Spare leader material is always a good idea. If you’re casting is anything like mine, you will spend time in the trees, on rocks, around dock pilings, etc. That being said you will have shortened leaders quickly and they will need to be replaced.
Fly boxes are a good idea if you decide to carry a bountiful supply of feathered offerings. Some fly anglers carry just a few flies in their pocket or on their hat. Again, if you like the trees, having plenty of ammo is a good idea. Fly boxes come in a variety of sizes for each scenario and need. Keep convenience and comfortability in mind- you don’t need a musky streamer box for small brook trout midges and dry flies.

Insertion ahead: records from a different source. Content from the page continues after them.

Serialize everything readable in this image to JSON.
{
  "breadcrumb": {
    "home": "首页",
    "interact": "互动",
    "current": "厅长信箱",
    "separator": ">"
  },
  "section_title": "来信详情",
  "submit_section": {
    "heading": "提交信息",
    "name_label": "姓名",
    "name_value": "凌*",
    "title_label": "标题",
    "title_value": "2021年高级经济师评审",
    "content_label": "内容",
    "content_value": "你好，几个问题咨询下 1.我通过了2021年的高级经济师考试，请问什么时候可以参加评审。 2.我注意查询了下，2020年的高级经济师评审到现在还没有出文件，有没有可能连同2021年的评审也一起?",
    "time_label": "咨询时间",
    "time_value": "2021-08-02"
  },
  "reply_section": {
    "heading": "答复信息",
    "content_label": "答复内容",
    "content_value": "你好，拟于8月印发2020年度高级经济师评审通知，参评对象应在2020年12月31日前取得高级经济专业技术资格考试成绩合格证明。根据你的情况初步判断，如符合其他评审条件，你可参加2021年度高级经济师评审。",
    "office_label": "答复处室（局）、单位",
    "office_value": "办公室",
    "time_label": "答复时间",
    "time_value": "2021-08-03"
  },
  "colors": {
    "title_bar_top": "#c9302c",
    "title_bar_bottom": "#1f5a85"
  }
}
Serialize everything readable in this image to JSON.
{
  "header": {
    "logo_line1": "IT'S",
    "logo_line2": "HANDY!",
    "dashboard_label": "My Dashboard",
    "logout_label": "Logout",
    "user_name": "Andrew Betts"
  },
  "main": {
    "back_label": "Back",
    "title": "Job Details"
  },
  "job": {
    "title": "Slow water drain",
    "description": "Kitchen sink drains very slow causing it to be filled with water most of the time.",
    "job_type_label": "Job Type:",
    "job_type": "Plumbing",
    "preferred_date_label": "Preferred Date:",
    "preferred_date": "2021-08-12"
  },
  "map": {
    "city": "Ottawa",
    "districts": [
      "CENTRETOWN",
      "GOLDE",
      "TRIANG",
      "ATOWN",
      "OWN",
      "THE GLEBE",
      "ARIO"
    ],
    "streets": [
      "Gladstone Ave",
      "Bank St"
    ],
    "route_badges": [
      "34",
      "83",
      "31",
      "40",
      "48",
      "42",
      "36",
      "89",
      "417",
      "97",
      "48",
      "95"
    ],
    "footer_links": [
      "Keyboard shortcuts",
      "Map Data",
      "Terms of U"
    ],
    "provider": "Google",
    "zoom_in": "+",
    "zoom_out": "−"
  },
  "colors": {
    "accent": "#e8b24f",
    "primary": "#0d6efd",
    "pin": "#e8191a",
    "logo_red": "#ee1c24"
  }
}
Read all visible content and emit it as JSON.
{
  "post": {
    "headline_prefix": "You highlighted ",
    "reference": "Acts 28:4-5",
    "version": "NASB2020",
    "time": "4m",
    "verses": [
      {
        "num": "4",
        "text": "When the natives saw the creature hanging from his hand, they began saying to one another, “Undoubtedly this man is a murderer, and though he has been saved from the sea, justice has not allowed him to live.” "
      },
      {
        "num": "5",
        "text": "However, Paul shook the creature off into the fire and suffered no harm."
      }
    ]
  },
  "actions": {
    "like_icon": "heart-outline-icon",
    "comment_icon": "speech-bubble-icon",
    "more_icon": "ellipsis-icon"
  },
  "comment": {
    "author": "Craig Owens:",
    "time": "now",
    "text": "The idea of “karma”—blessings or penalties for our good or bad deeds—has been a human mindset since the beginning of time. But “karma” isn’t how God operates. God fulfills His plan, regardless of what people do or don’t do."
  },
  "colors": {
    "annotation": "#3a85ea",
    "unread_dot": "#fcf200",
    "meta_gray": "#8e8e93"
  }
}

Other gear can include floatant for dry flies, tool lanyard (can hold leader, forceps, line nippers, etc.), a camera, dry bag, snacks, and most importantly frosty cold beer.
A Beginner Doesn’t Have To Be Unprepared!
There is a myriad of fly-fishing gear out there and without being overwhelmed on what is necessary, it is easy to get lost in what is important versus what is the latest trend. I hope this article helps guide you in getting what you need and if you ever are unsure, visit your local fly shop. The guys and gals in there love to talk shop and they are more than willing to help get you set up how you need to be.
Remember that at the end of the day, the brands and actual gear is personal preference. Find what works for you based on your style of fly fishing. There is no need to invest a ton of money up front if you find you don’t enjoy the sport as much as you thought you would. But when it comes time, remember that you get what you pay for.
There are essentials such as a rod and reel, fly line and leader, flies and clothing, that are staples for every outing. As you develop your ability and interest in the sport, so too will your gear inventory increase and evolve.
The most critical piece of gear though is your happiness. Don’t make this sport work and become overburdened with needing the latest and greatest or having junk you never use. Go out, have fun, but most importantly, enjoy fly-fishing and the great outdoors.